There are a couple of Twitter accounts that I appreciate having in my feed, for the positive effect they have on my mental health. @swayandocean is a bot which periodically tweets self-care reminders. Similarly, @hydratebot pops up regularly to remind me that I’m made of meat and need to drink water. But these are bots – when it comes to people, @sosadtoday is as real as it gets. I appreciate this account because it doesn’t act as a distraction from bad days; it delves as deeply into them as possible, turning awful impulses and thoughts into something a bit more objective, and often very funny.
my depression says hi
— so sad today (@sosadtoday) June 25, 2016
The @sosadtoday account was started by California resident and poet Melissa Broder, during a particularly rough depressive period in her life. The anonymous account provided a home for the unspeakable things that go through Broder’s head when she’s depressed or anxious, without worrying, alienating or boring any of her ‘regular’ followers on her personal account.
https://twitter.com/sosadtoday/status/746555092027867136
The immense success of this unflinchingly honest, hilarious account has garnered Broder some 362,000 followers, a VICE column, and a new essay collection that’s just been released in Australia, also titled So Sad Today (Scribe). Including a number of essays from her column alongside new work, the essays in this collection expand on the sentiments expressed in Broder’s tweets, almost as if she’s used a number of them as essay titles. However, where @sosadtoday pushes the pain outwards through its short, punchy ideas, Broder’s essays sit with these ideas and interrogate them deeply.
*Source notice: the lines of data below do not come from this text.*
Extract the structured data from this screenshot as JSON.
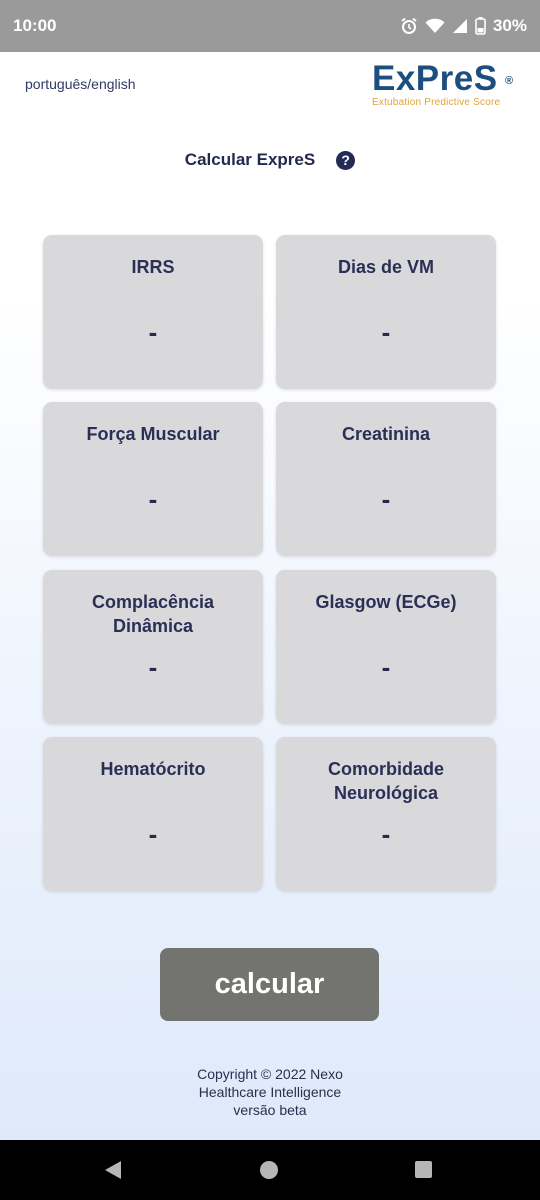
{
  "status_bar": {
    "time": "10:00",
    "battery": "30%",
    "icons": [
      "alarm-icon",
      "wifi-icon",
      "signal-icon",
      "battery-icon"
    ]
  },
  "header": {
    "language_link": "português/english",
    "logo_text": "ExPreS",
    "logo_registered": "®",
    "logo_subtitle": "Extubation Predictive Score"
  },
  "title": {
    "text": "Calcular ExpreS",
    "help_symbol": "?"
  },
  "cards": [
    {
      "label": "IRRS",
      "value": "-"
    },
    {
      "label": "Dias de VM",
      "value": "-"
    },
    {
      "label": "Força Muscular",
      "value": "-"
    },
    {
      "label": "Creatinina",
      "value": "-"
    },
    {
      "label": "Complacência Dinâmica",
      "value": "-"
    },
    {
      "label": "Glasgow (ECGe)",
      "value": "-"
    },
    {
      "label": "Hematócrito",
      "value": "-"
    },
    {
      "label": "Comorbidade Neurológica",
      "value": "-"
    }
  ],
  "calculate_button": "calcular",
  "footer": {
    "line1": "Copyright © 2022 Nexo",
    "line2": "Healthcare Intelligence",
    "line3": "versão beta"
  },
  "colors": {
    "status_bar": "#9a9a9a",
    "card_bg": "#d9d9dc",
    "button_bg": "#737470",
    "logo_blue": "#1c4f7d",
    "logo_orange": "#e0a43a",
    "text_dark": "#24294f"
  }
}
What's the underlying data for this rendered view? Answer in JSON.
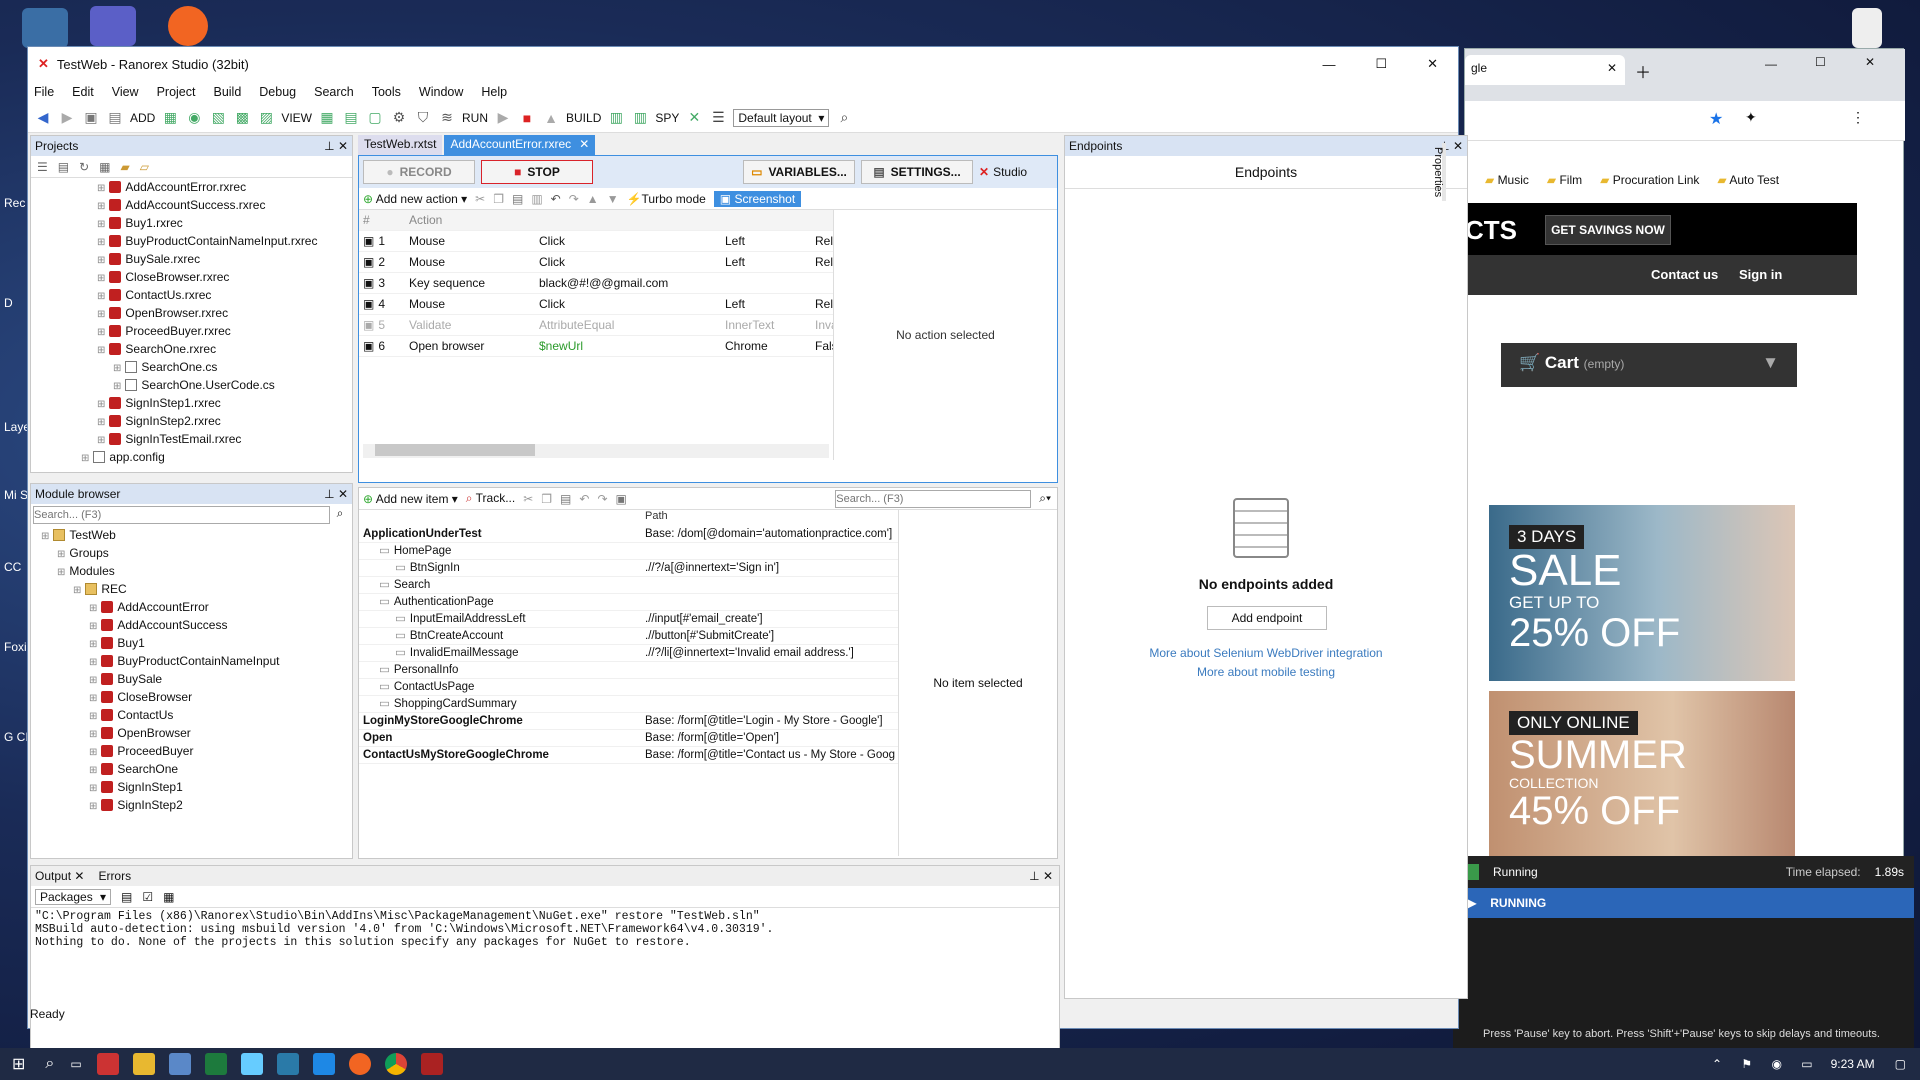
{
  "desktop": {
    "labels": [
      "Rec",
      "D",
      "Laye",
      "Mi SQL",
      "CC",
      "Foxi",
      "G CI"
    ]
  },
  "window": {
    "title": "TestWeb - Ranorex Studio (32bit)"
  },
  "menu": [
    "File",
    "Edit",
    "View",
    "Project",
    "Build",
    "Debug",
    "Search",
    "Tools",
    "Window",
    "Help"
  ],
  "toolbar": {
    "add": "ADD",
    "view": "VIEW",
    "run": "RUN",
    "build": "BUILD",
    "spy": "SPY",
    "layout": "Default layout"
  },
  "projects": {
    "title": "Projects",
    "items": [
      {
        "label": "AddAccountError.rxrec",
        "indent": 1,
        "type": "rx"
      },
      {
        "label": "AddAccountSuccess.rxrec",
        "indent": 1,
        "type": "rx"
      },
      {
        "label": "Buy1.rxrec",
        "indent": 1,
        "type": "rx"
      },
      {
        "label": "BuyProductContainNameInput.rxrec",
        "indent": 1,
        "type": "rx"
      },
      {
        "label": "BuySale.rxrec",
        "indent": 1,
        "type": "rx"
      },
      {
        "label": "CloseBrowser.rxrec",
        "indent": 1,
        "type": "rx"
      },
      {
        "label": "ContactUs.rxrec",
        "indent": 1,
        "type": "rx"
      },
      {
        "label": "OpenBrowser.rxrec",
        "indent": 1,
        "type": "rx"
      },
      {
        "label": "ProceedBuyer.rxrec",
        "indent": 1,
        "type": "rx"
      },
      {
        "label": "SearchOne.rxrec",
        "indent": 1,
        "type": "rx"
      },
      {
        "label": "SearchOne.cs",
        "indent": 2,
        "type": "file"
      },
      {
        "label": "SearchOne.UserCode.cs",
        "indent": 2,
        "type": "file"
      },
      {
        "label": "SignInStep1.rxrec",
        "indent": 1,
        "type": "rx"
      },
      {
        "label": "SignInStep2.rxrec",
        "indent": 1,
        "type": "rx"
      },
      {
        "label": "SignInTestEmail.rxrec",
        "indent": 1,
        "type": "rx"
      },
      {
        "label": "app.config",
        "indent": 0,
        "type": "file"
      }
    ]
  },
  "module_browser": {
    "title": "Module browser",
    "search": "Search... (F3)",
    "items": [
      {
        "label": "TestWeb",
        "indent": 0,
        "type": "folder"
      },
      {
        "label": "Groups",
        "indent": 1,
        "type": "none"
      },
      {
        "label": "Modules",
        "indent": 1,
        "type": "none"
      },
      {
        "label": "REC",
        "indent": 2,
        "type": "folder"
      },
      {
        "label": "AddAccountError",
        "indent": 3,
        "type": "rx"
      },
      {
        "label": "AddAccountSuccess",
        "indent": 3,
        "type": "rx"
      },
      {
        "label": "Buy1",
        "indent": 3,
        "type": "rx"
      },
      {
        "label": "BuyProductContainNameInput",
        "indent": 3,
        "type": "rx"
      },
      {
        "label": "BuySale",
        "indent": 3,
        "type": "rx"
      },
      {
        "label": "CloseBrowser",
        "indent": 3,
        "type": "rx"
      },
      {
        "label": "ContactUs",
        "indent": 3,
        "type": "rx"
      },
      {
        "label": "OpenBrowser",
        "indent": 3,
        "type": "rx"
      },
      {
        "label": "ProceedBuyer",
        "indent": 3,
        "type": "rx"
      },
      {
        "label": "SearchOne",
        "indent": 3,
        "type": "rx"
      },
      {
        "label": "SignInStep1",
        "indent": 3,
        "type": "rx"
      },
      {
        "label": "SignInStep2",
        "indent": 3,
        "type": "rx"
      }
    ]
  },
  "tabs": [
    {
      "label": "TestWeb.rxtst",
      "active": false
    },
    {
      "label": "AddAccountError.rxrec",
      "active": true
    }
  ],
  "recorder": {
    "record": "RECORD",
    "stop": "STOP",
    "variables": "VARIABLES...",
    "settings": "SETTINGS...",
    "studio": "Studio",
    "add_action": "Add new action",
    "turbo": "Turbo mode",
    "screenshot": "Screenshot",
    "col_num": "#",
    "col_action": "Action",
    "actions": [
      {
        "n": "1",
        "type": "Mouse",
        "act": "Click",
        "p1": "Left",
        "p2": "Rela",
        "disabled": false,
        "green": false
      },
      {
        "n": "2",
        "type": "Mouse",
        "act": "Click",
        "p1": "Left",
        "p2": "Rela",
        "disabled": false,
        "green": false
      },
      {
        "n": "3",
        "type": "Key sequence",
        "act": "black@#!@@gmail.com",
        "p1": "",
        "p2": "",
        "disabled": false,
        "green": false
      },
      {
        "n": "4",
        "type": "Mouse",
        "act": "Click",
        "p1": "Left",
        "p2": "Rela",
        "disabled": false,
        "green": false
      },
      {
        "n": "5",
        "type": "Validate",
        "act": "AttributeEqual",
        "p1": "InnerText",
        "p2": "Inva",
        "disabled": true,
        "green": false
      },
      {
        "n": "6",
        "type": "Open browser",
        "act": "$newUrl",
        "p1": "Chrome",
        "p2": "False",
        "disabled": false,
        "green": true
      }
    ],
    "no_action": "No action selected"
  },
  "repository": {
    "add_item": "Add new item",
    "track": "Track...",
    "search": "Search... (F3)",
    "col_path": "Path",
    "no_item": "No item selected",
    "rows": [
      {
        "name": "ApplicationUnderTest",
        "path": "Base: /dom[@domain='automationpractice.com']",
        "indent": 0,
        "bold": true
      },
      {
        "name": "HomePage",
        "path": "",
        "indent": 1,
        "bold": false
      },
      {
        "name": "BtnSignIn",
        "path": ".//?/a[@innertext='Sign in']",
        "indent": 2,
        "bold": false
      },
      {
        "name": "Search",
        "path": "",
        "indent": 1,
        "bold": false
      },
      {
        "name": "AuthenticationPage",
        "path": "",
        "indent": 1,
        "bold": false
      },
      {
        "name": "InputEmailAddressLeft",
        "path": ".//input[#'email_create']",
        "indent": 2,
        "bold": false
      },
      {
        "name": "BtnCreateAccount",
        "path": ".//button[#'SubmitCreate']",
        "indent": 2,
        "bold": false
      },
      {
        "name": "InvalidEmailMessage",
        "path": ".//?/li[@innertext='Invalid email address.']",
        "indent": 2,
        "bold": false
      },
      {
        "name": "PersonalInfo",
        "path": "",
        "indent": 1,
        "bold": false
      },
      {
        "name": "ContactUsPage",
        "path": "",
        "indent": 1,
        "bold": false
      },
      {
        "name": "ShoppingCardSummary",
        "path": "",
        "indent": 1,
        "bold": false
      },
      {
        "name": "LoginMyStoreGoogleChrome",
        "path": "Base: /form[@title='Login - My Store - Google']",
        "indent": 0,
        "bold": true
      },
      {
        "name": "Open",
        "path": "Base: /form[@title='Open']",
        "indent": 0,
        "bold": true
      },
      {
        "name": "ContactUsMyStoreGoogleChrome",
        "path": "Base: /form[@title='Contact us - My Store - Goog",
        "indent": 0,
        "bold": true
      }
    ]
  },
  "endpoints": {
    "title": "Endpoints",
    "heading": "Endpoints",
    "empty": "No endpoints added",
    "add": "Add endpoint",
    "link1": "More about Selenium WebDriver integration",
    "link2": "More about mobile testing"
  },
  "properties": "Properties",
  "output": {
    "tab1": "Output",
    "tab2": "Errors",
    "packages": "Packages",
    "lines": [
      "\"C:\\Program Files (x86)\\Ranorex\\Studio\\Bin\\AddIns\\Misc\\PackageManagement\\NuGet.exe\" restore \"TestWeb.sln\"",
      "MSBuild auto-detection: using msbuild version '4.0' from 'C:\\Windows\\Microsoft.NET\\Framework64\\v4.0.30319'.",
      "Nothing to do. None of the projects in this solution specify any packages for NuGet to restore."
    ]
  },
  "status": "Ready",
  "browser": {
    "tab": "gle",
    "bookmarks": [
      "Music",
      "Film",
      "Procuration Link",
      "Auto Test"
    ],
    "banner": "CTS",
    "savings": "GET SAVINGS NOW",
    "contact": "Contact us",
    "signin": "Sign in",
    "cart": "Cart",
    "cart_empty": "(empty)",
    "promo1": {
      "days": "3 DAYS",
      "sale": "SALE",
      "upto": "GET UP TO",
      "pct": "25% OFF"
    },
    "promo2": {
      "online": "ONLY ONLINE",
      "summer": "SUMMER",
      "coll": "COLLECTION",
      "pct": "45% OFF"
    }
  },
  "runner": {
    "status": "Running",
    "elapsed_label": "Time elapsed:",
    "elapsed": "1.89s",
    "running": "RUNNING",
    "hint": "Press 'Pause' key to abort. Press 'Shift'+'Pause' keys to skip delays and timeouts."
  },
  "taskbar": {
    "time": "9:23 AM"
  },
  "colors": {
    "accent": "#3a7fcf",
    "tab_active": "#3e8fe0",
    "runner_bar": "#2b66b8",
    "stop": "#d9232a"
  }
}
In the book’s opening essay, ‘How to Never be Enough’, Broder sets up the book’s premise: from birth she has felt lacking, and has spent every moment since trying to plug these existential holes. The essays that follow consider the many ways Broder’s tried to compensate: with drugs and alcohol, lovers, the internet, food, and spirituality.
am i tired or dying: the musical
— so sad today (@sosadtoday) June 23, 2016
The essays span a range of topics along the emotional spectrum – some are hilarious (getting Botox and immediately panicking that she’s going to die), others confessional and moving (detailing an eating disorder and her discomfort with how it sits against her feminism). Most sit somewhere in between. In ‘I Told You Not to Get the Knish’, Broder gives her husband his very giggle-worthy requested alias, ‘Ron Jeremy’, before exploring in some depth how the two of them have negotiated their open relationship alongside his chronic illness. It’s funny because she’s a funny woman, but she also looks at mortality and her own foibles directly, without shying away from any of them. It’s this light and shade, butting up against one another constantly, that makes this collection nuanced and quick-paced. For all the observations that make you laugh, there are complex and frankly terrifying questions lurking underneath – ‘Why can’t I be kind to myself?’, ‘How will I ever be enough?’, ‘Will I be okay, and how?’, and ‘What does it mean to live with death in very close proximity?’.
‘There are so many people and we’re all awful in our own special ways; yet somehow, I’m the most profoundly, existentially awful,’ Broder writes in ‘Honk if There’s a Committee in your Head Trying to Kill You’, her essay about panic attacks and spiritual longing. This sentiment captures two elements central to this collection. Firstly, it’s funny, because it places some distance between Broder and her beliefs about herself – beliefs that perhaps we all hold about ourselves, as evidenced by the success of @sosadtoday.
to the people who say i'm monetizing my depression–
god i hope you're right
— so sad today (@sosadtoday) June 23, 2016
Secondly, these essays are solipsistic, and unapologetically so. At multiple points Broder makes mention of the extensive time she’s spent in therapy, and the depth of her resulting self-awareness comes through in the collection. The work benefits from the clarity with which Broder sees herself and her immediate world, and this is part of what makes it so funny. In a world full of personal essays aiming for ‘universality’, Broder’s work seems at ease with its own specificity. In an odd paradox, the honesty of personal revelations contained in this collection are what make it relatable and deeply interesting. It’s for this reason, however, that the final essay of the collection feels forced. In it, Broder returns to the @sosadtoday Twitter account and tries to tie up neatly why it’s worked for her, and for so many of her followers. In the other pieces in the book, she doesn’t try to justify her solipsism – she simply is what she is.
But this final essay tries to provide a narrative tidiness that doesn’t ring true to the tone of the collection as a whole. While so much of the writing in So Sad Today is about how messy, ugly and often painful living can be, this final essay feels jarring, like a reversal. So Sad Today presents unique new possibilities for our relationships with our mental health in an age where severing painful thoughts and sending them out into the void of the internet can serve a number of functions: defusion, therapy, confession, meaning-making. These essays, and the @sosadtoday Twitter account work so well because they defuse awful thoughts by flattening them to black and white marks on a screen or page, drawing out the power of thoughts and observations that might otherwise take your breath away with despair. In doing so, they acknowledge that we’re all at the centre of our own tiny universes, just doing our best to get by.